|Creating the Resource Center|
Work on the JAMES BUCHANAN RESOURCE CENTER website was divided into several stages including the selection and preparation of materials, selection of hardware and software, pre-processing of materials and testing, final processing, website development, and content development. Information on each of these project stages is provided below.
Selection and Preparation of Materials
Several biographies of James Buchanan, along with his published collected works, have been out-of-print for a significant period of time and can therefore be difficult for interested researchers to acquire. Most of these out-of-print works have also passed into the public domain. Materials such as these, of limited availability and without copyright restrictions, were chosen for inclusion in the JAMES BUCHANAN RESOURCE CENTER. In order to facilitate the scanning process, the books ultimately selected for the project were sent to Wert Bookbinding (Grantville, PA) to be disbound.
Selection of Hardware and Software
Earlier digitization efforts in the Dickinson College Archives and Special Collections predetermined the hardware and software to be used. The equipment included two workstations (Micron computers and Sony monitors) and one flatbed scanner. The Hewlett-Packard Scanjet 7400c was used for materials scanned in full-color as well as materials scanned in grayscale at lower bit-depths.
The software utilized for this project included Dreamweaver MX, CONTENTdm
3.6 (upgraded to 3.7 following its July 2004 release), Adobe Photoshop
7.0, and ScanSoft OmniPage Pro 12.0. Dreamweaver MX was used to develop
the static web pages that act as a portal to the materials in the database.
The CONTENTdm software had been used to great success in a previous
project, titled Their Own Words, and therefore the license to the software
was upgraded to allow for the JAMES BUCHANAN RESOURCE CENTER project.
Photoshop was used for image editing and web development needs, and
was also used to create the display images stored in the CONTENTdm
database. OmniPage Pro was used for optical character recognition (OCR)
of the scanned printed texts. The inevitable errors in OCR precision,
particularly when dealing with faded texts or difficult fonts, were
overcome by proofreading and then hand-correcting the output, allowing
a greater degree of accuracy in the final digital product.
Pre-processing involved the various tests and procedures that needed to be decided upon prior to beginning the processing in earnest.
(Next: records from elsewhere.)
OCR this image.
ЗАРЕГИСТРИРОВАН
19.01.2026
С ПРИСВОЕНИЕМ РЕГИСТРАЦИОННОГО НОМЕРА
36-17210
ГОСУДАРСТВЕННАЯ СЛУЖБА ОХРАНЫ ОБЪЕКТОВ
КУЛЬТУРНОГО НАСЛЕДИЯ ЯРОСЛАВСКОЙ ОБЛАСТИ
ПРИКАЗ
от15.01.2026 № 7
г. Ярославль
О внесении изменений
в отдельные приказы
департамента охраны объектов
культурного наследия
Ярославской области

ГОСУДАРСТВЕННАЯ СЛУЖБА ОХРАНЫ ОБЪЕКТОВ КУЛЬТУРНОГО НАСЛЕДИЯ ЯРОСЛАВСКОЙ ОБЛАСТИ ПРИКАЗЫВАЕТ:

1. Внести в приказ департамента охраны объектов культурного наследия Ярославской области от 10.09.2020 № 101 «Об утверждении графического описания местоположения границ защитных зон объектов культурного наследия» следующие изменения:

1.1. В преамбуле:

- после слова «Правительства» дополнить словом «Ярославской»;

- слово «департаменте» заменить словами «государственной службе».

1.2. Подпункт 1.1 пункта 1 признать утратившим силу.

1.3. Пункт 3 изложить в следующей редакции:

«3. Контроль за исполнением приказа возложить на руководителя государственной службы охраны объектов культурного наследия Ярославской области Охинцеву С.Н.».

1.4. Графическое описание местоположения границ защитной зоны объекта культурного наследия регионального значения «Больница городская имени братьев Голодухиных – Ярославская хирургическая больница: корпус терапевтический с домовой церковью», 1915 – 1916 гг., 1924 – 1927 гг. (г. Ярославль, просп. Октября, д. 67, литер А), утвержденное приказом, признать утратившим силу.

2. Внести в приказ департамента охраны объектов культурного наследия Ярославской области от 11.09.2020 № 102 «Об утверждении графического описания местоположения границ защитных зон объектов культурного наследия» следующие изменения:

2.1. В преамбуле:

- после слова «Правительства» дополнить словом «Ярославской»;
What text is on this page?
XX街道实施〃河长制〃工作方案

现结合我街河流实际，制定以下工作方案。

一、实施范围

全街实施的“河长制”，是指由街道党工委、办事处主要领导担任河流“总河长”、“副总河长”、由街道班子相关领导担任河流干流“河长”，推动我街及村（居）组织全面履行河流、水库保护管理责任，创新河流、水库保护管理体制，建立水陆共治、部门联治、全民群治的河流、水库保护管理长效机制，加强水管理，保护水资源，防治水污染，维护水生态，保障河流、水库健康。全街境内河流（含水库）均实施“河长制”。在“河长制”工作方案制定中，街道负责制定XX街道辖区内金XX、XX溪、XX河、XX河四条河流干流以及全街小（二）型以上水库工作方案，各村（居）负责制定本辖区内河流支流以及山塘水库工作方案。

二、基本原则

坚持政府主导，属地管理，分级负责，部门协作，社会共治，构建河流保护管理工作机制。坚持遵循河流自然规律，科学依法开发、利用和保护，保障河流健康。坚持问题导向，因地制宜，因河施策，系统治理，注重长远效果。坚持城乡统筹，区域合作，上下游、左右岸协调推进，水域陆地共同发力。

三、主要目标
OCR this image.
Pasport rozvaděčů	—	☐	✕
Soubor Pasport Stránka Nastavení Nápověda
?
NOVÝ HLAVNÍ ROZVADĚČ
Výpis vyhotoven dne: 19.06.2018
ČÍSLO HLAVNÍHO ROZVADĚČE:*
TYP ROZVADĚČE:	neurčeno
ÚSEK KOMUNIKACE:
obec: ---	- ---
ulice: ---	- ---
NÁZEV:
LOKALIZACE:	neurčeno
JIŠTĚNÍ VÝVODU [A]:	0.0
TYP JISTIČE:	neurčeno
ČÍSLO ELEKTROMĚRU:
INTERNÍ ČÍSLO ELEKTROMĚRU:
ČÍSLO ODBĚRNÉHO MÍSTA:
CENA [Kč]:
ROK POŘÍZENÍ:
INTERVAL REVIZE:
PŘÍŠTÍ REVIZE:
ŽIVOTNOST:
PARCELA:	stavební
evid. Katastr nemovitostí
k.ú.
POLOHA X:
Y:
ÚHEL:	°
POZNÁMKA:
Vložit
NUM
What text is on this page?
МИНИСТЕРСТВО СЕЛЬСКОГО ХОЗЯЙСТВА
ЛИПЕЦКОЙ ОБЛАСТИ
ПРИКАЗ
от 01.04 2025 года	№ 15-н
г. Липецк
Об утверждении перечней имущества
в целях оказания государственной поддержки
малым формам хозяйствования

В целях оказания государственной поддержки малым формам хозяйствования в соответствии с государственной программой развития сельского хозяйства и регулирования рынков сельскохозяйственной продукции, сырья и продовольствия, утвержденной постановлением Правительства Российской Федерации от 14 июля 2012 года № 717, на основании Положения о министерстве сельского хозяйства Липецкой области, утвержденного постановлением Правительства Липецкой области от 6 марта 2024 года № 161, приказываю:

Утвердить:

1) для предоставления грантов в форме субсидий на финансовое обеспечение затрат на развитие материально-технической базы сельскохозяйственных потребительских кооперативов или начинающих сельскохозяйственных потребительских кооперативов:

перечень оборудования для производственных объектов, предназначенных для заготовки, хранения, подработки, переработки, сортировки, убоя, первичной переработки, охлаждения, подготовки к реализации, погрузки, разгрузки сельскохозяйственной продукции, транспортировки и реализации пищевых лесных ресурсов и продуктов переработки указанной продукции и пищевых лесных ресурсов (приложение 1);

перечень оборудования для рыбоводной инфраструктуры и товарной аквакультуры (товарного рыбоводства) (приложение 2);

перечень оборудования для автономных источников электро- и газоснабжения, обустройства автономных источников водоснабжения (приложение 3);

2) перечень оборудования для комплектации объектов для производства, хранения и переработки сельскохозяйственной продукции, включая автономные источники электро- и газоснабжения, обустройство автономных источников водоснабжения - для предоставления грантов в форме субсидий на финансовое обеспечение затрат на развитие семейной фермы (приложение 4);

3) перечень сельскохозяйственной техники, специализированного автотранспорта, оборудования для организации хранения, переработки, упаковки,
To that end, we determined the optimal image resolutions, bit-depths, and file types necessary for our archival and presentation images. Time was spent exploring what metadata we wanted to collect with regard to the original items and subsequent digital copies. (CONTENTdm provides the Dublin Core as its default metadata structure, but additional fields may be added.) For the transcription of handwritten and printed texts, we adhered to internal standards that were adopted for earlier digital projects, to ensure consistency of presentation and interpretation. We also followed internal standards with regard to a file naming schema. For more detailed information on the above, we have included the following documents developed by the project staff, presented in PDF format:
The processing of materials did not always follow a linear path due to the division of labor and different preparations needed for different materials. The basic steps that books went through were as follows: disbinding, scanning, OCRing, creating a back-up copy of the archival TIFF image and RTF transcription, creating a presentation JPEG image and TXT transcription, uploading the information into the CONTENTdm database, inputting the metadata, and then digitally "recreating" the book within CONTENTdm. In the case of the collection of original correspondence, the only differences in the processing of materials included the need to transcribe the letters by hand (rather than OCRing), and then to double-check the transcriptions for accuracy. All other steps for the processing of the correspondence, including the scanning and preparation of TIFF and JPEG images and the upload of information into the CONTENTdm database, followed the same manner as used for printed works.
Website development was carried out at various points of the project, and maintenance of the website will continue following the end of active project development. The design decided upon is the product of collaboration among all of the project staff and is comprised of two levels. The first level consists of static HTML pages that provide basic site information and navigation. For the first level, we have attempted to provide a simple and straightforward design for ease of use by researchers of all ages and skills. The second level consists of the CONTENTdm functions used to facilitate searching and recreating the books and letters in their digital forms. Through the modification of templates that accompany the software, the display of the materials within CONTENTdm’s viewing tools has been made as consistent to the design of the static webpages as possible.
Content development refers to the processes of research and writing to provide more information for users about the subject of this project, James Buchanan. This content includes various biographical sketches of Buchanan from encyclopedic resources. Also included are reviews, contemporary with the original date of publication, of each book digitized for this project. The project coordinator performed extensive research to compile bibliographies of various types of resources. Research was also done by the project coordinator to develop a comprehensive timeline of the life of James Buchanan, with notable national events that occurred during his lifetime displayed alongside in order to provide greater context.